The previous post about beta testing our new fingerprint technology generated quite a bit of feedback – thanks to everyone involved.
- 10 million fingerprint submissions received so far (keep ’em coming)
- Lots of useful feedback and thoughtful questions
- We are frantically working on the server architecture in order to get a public-facing lookup service ready as soon as possible.
- Dedicated hardware for this is scheduled to arrive on Friday afternoon. Laurie will probably post pictures once all the LEDs are working.
This weekend we started feeding the fingerprints en-mass into the fingerprint indexing service, which will tell us how many duplicate tracks there are and so on. This is in full swing, but we’ve only imported about 3m so far. A graph showing total fingerprints received, and total unique tracks is available here (updates twice an hour) – bear in mind that we have not imported all the fingerprints yet, so expect the ratio of ‘unique tracks’ / ‘fingerprints received’ to increase over the course of the week.
Although far from complete, we have the capability to query the currently imported data and return an internal unique ID, and the list of spellings used for that fingerprint:
$ ./query ../mp3/Pink\ Floyd/The\ wall\ \(disc\ 1\)/03\ Another\ brick\ in\ the\ wall\ \(part\ 1\).mp3 Fingerprint ID: 527153 -- Pink Floyd - Another Brick in the Wall (Part 1) Pink Floyd - Another Brick In The Wall (Part I) Pink Floyd - Another Brick In The Wall Part 1 Pink Floyd - Another Brick in the Wall, Par Pink Floyd - Another Brick in the Wall, Pt. 1 Pink Floyd - The Wall (PartI) Pink Floyd - Another brick in the wall (p.. Unknown - unknown
Or another example:
$ ./query ../mp3/Guns\ N\'\ Roses/Use\ Your\ Illusion\ II/04\ -\ Knockin\'\ On\ Heaven\'s\ Door.mp3 Fingerprint ID: 1211395 -- Guns N' Roses - Knockin' on Heaven's Door Guns N' Roses - Knockin´ On Heaven´s Door Guns N' Roses - Knockin On Heavens Door
I’m expecting a lot more versions of this one once we’ve cleared the fingerprint backlog… all those apostrophes ;)

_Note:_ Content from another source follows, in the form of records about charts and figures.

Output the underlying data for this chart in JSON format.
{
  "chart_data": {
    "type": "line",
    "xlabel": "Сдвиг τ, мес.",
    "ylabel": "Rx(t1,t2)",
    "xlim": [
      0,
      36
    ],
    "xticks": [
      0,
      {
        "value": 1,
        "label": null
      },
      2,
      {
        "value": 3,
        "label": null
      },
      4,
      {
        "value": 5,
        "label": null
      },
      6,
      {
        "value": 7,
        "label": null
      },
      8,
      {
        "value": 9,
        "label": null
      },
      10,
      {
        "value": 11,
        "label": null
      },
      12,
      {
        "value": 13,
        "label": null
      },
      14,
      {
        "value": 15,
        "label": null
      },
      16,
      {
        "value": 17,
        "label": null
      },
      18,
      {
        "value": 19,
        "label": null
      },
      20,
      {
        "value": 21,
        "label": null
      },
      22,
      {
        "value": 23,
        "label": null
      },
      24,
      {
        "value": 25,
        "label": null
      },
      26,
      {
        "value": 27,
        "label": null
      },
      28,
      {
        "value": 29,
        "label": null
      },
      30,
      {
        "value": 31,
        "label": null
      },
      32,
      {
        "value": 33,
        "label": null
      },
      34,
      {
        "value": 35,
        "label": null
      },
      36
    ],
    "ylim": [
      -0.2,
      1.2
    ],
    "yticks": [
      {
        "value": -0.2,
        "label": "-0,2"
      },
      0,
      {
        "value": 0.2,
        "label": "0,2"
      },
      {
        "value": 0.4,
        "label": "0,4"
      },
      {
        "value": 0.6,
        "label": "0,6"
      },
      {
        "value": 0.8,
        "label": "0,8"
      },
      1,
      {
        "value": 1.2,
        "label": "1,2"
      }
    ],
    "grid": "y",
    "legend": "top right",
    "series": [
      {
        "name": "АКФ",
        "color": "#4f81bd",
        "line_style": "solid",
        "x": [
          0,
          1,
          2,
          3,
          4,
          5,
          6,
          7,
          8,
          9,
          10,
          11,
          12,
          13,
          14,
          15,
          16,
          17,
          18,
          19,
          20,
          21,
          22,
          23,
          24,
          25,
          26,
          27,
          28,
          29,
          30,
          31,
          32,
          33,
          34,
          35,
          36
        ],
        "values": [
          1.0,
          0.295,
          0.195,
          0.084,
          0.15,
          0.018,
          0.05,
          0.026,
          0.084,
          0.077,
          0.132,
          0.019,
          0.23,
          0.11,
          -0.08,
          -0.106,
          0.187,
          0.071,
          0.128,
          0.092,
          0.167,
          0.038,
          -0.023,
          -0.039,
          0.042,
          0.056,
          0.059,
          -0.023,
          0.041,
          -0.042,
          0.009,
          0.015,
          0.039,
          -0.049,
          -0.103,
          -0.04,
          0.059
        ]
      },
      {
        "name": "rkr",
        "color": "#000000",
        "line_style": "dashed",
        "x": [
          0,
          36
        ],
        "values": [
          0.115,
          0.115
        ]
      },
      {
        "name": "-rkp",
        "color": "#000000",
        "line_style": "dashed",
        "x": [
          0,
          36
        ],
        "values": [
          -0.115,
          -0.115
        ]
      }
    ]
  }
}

What this shows is simply the list of known spellings for songs that sound exactly the same as the MP3s used as a test. The list of known spellings will increase as we import the rest of the data. It’s going to be trivial for us to order this list by popularity, and assume that the most popular spelling is usually correct. We are however, painfully aware that this is not going to be reliable enough in many cases.
The crux of the moderation task will be taking these sets of spellings (once album and popularity data is added) and distilling it into a single correct version
Once we have processed the fingerprint backlog (and hopefully updated the client to address some known issues) we will be in a better position to figure out how we’re going to do this.
Initial questions we hope to answer:
- How accurate will ‘the most popular spelling is correct’ assumption be?
- How many unique recordings make up the ~10m fingerprint submissions?
- Can we work with MusicBrainz for voting, and to publish a “common misspellings” dataset?
- Just how many ways to write “Guns N’ Roses – Knockin’ on Heaven’s Door” are there?